Коль дождусь я веселы вёдра,
Дней красных,
Коли явится милость с небес ясных!
Ни с каких сторон света не видно,
Ненастье,
Нету надежды, бедно, ох да бедно, мое счастье!
Артельный подхватил песню, повел низким, грудным голосом:
Нет, ох-хо, нет света, не ви-идно,
Ненастье!
Нет надежды!
Нету…
Бедно ты, наше счастье…
Петр тронул ботфортом пламя, спросил: – Кто слова сложил, известно? – Люди, – ответил Пашутка. – Они все наши боли на слова ложат, кто ж еще. – Не люди, но человек! А имя ему Феофан Прокопович. Запомни сие, Павел сын Павла… Поднявшись, – как всегда резко, словно бы толкнули, – Петр вернулся к коляске, легко вспрыгнул на свое место, сказал Суворову: – Едем к слуге Мишке – время. Суворов тронул было коня, но государь остановил его, поманил артельного, спросил ласково: – А ну, скажи мне, старый, коли дал бы я тебе право взять в казне али под ссуду денег и дело начать, а с дела мне откуп платить, много б тебе стало легче жить? – Этого нельзя, – убежденно ответил артельный. – Отчего? – От веку. Я ж не барин, я по приказу живу. – Ну и коли все ж позволю? Артельный улыбнулся кроткой, застенчивой улыбкой и ответил тихо: – Да разве поверят, государь? Решат – шутишь. – У тебя к чему лежит сердце? К тому, чтоб приказали тебе? Или чтоб сам свое дело ставил? Артельный ответил: – Ты хоть молодых не тревожь, государь! Они ж твое слово передадут другим, а их за это – на дыбу! – Я это мое слово печатно изложу и повелю его с барабанным боем читать по площадям, – тихо, словно бы себе самому, ответил Петр и явственно увидел амстердамскую площадь, веселый, шумный рынок, чокелатные кавейни, пивные заведения, горожан в красивых нарядах и веселое торжище, где радостной игры было куда как более, чем шейлоковой битвы за гульден или ефимок; а за этим шумным многоцветьем вдруг увиделось лицо художника Гельдера, когда тот кончил последний сеанс и долго рассказывал про то, как умирал его учитель Рембрандт, ходивший по рядам в вонючем рубище, ожидая подаяния рыбаков после того, как кончался торг. …Рембрандт виделся Петру отчего-то бритым наголо, с трясущейся левой рукой. И всю жизнь с той поры мечтал Петр о том, кто был бы ему как отец, – пусть старый и бессильный, но все одно не страшно жить, коли можно ткнуться ему головою в мягкий живот и замереть, преклонив колена, ожидая того сладостного мига, когда рука его ляжет на голову и снимет страдания, примет в себя, исцелит и даст силу выстоять… * * *
Февраль 1725 года.
«Сир! События прошедшей недели столь драматичны, что эмоции могут лишь повредить беспристрастному исследованию того, что свершилось, и – соответственно – того, что, возможно, свершится.
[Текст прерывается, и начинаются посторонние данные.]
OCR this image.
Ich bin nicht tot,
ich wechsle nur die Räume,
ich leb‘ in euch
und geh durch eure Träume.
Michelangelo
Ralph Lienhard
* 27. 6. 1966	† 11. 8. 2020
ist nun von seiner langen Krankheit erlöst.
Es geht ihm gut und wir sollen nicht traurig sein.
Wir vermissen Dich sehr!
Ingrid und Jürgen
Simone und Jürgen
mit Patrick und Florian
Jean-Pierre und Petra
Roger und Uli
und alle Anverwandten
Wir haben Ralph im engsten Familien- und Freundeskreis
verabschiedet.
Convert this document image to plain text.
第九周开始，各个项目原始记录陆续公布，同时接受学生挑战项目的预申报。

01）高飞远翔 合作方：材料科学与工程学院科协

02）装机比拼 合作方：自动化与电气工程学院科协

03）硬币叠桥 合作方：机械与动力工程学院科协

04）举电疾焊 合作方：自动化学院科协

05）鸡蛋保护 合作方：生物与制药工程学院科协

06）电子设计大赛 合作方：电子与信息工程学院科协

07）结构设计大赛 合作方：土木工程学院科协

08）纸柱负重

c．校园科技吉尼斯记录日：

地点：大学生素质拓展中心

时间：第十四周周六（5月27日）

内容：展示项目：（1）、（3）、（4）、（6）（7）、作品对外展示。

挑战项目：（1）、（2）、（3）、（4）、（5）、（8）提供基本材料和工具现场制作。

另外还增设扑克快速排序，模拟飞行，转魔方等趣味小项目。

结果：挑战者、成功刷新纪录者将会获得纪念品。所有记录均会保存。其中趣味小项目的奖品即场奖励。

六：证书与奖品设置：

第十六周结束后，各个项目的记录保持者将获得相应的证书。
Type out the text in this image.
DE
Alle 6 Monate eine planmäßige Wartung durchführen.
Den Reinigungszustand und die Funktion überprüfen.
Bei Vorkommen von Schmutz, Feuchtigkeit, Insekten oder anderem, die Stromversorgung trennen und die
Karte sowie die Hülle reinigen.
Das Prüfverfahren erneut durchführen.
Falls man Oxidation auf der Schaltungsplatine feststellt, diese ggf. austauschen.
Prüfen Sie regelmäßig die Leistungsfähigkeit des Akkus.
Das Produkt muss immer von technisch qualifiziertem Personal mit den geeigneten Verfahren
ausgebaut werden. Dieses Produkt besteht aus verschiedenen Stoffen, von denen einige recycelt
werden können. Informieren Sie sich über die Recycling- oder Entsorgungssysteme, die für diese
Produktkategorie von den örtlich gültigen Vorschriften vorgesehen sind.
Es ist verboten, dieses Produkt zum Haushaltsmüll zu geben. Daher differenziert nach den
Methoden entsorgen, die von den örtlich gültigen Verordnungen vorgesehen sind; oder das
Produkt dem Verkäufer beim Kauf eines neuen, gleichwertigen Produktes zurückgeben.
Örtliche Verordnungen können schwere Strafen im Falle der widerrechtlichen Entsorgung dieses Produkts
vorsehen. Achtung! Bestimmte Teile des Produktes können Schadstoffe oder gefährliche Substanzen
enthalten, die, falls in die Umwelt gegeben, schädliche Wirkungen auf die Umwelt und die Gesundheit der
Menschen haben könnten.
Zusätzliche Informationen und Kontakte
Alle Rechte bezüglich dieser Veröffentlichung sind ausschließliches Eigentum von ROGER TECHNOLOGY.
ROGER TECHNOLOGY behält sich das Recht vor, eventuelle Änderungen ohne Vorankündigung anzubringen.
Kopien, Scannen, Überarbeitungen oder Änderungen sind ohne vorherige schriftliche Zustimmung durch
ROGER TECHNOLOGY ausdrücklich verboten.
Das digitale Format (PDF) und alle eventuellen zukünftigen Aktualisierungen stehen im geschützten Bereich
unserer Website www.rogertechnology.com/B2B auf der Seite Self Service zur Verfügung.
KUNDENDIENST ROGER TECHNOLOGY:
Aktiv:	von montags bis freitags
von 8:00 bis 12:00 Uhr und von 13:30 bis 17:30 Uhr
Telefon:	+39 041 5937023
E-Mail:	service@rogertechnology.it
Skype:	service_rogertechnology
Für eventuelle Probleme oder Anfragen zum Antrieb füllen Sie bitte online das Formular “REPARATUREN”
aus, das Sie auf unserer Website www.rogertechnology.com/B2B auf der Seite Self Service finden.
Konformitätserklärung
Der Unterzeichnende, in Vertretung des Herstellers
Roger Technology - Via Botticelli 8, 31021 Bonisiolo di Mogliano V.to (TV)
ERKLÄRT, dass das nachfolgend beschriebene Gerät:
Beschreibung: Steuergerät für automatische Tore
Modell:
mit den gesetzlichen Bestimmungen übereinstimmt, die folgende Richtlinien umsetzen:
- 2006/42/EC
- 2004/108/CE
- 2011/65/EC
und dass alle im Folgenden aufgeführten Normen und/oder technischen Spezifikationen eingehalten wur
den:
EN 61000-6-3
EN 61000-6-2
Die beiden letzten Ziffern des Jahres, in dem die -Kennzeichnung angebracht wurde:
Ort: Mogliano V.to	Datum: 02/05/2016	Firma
Итак, еще девятого генваря я видел своими глазами, Как государь император, легко выпрыгнувши из своей повозки, бросил вожжи денщику и – одновременно – городскому полицмейстеру Антону Мануиловичу Давиеру, а засим в сопровождении адъютантов Александра Ивановича Румянцева и Франца (а ноне Никиты) Петровича Вильбоа, а также неотлучного при нем Суворова направился к домишку давнего слуги, любимого его денщика Василия Поспелова, прозываемого Мишкою, который гулял свадьбу с гундошницею Настасьей. (Поскольку в придворных кругах несколько раз произносилось слово «гундошница», я постарался выяснить, что это доподлинно означает. Как всегда в России, однозначного ответа получить не удалось. Можно считать, что «гундошница» – это «повариха», а можно перевесть и как «говорливая развлекалка барыни».) Помимо денщика и адъютанта встретить государя также был удостоен чести и сам слуга Мишка со своей невестой Настасьей; Мишку царь ласково потрепал по шее, а Настасье дал подарок; какой, сказать не могу, ибо подарок завернут был в материал, – судя по всему, шелковый, белого цвету.
Не дождавшись – как это было принято ранее – прибытия экипажа ея императорского величества, которую в последнее время сопровождает конный эскорт, государь соизволил войти в домишко денщикового слуги Михаилы, дав тем повод к началу праздника, который длился чуть не всю ночь, а назавтра – сказывают мне доверенные люди – государь пожаловал (без августейшей супруги) на рядины и крестины женившихся, был весел, пил много, но других, однако, неволить не изволил, что свидетельствовало о добром Петра расположении.
Последующие шесть дней прошли в Санкт-Петербурге спокойно, в работе. Мне стало известно, что государь дважды принял командора Беринга, вместе с ним рассматривал карты окраины Татаро-Сибири, что возле Америки; несколько раз встречался с учеными, приписанными к Навигацкой школе и Кунсткамере, а также с известным здесь профессором математики Леонтием Магницким; неоднократно заезжал в Кунсткамеру, беседовал с тамошней профессурой о необходимости привлечения к делу прусских и вюртембергских ученых-естествоиспытателей; посетил Навигацкую школу. Объявлен был официальный указ о предстоящей поездке государя в Ригу; в столице готовились к церемонии проводов, которые должны были состояться при выезде из города, как внезапно пронесся тревожный слух – Петр в постели, болен; шестнадцатого генваря, сказывают, стало совсем ему худо, однако назавтра полегчало, о чем стало мне известно от знакомых доктора Блументрооста, который не только итальянского профессора Аццарити пригласил во дворец на концилиум, но и выписал из Москвы для той же цели лекаря Бидлоо.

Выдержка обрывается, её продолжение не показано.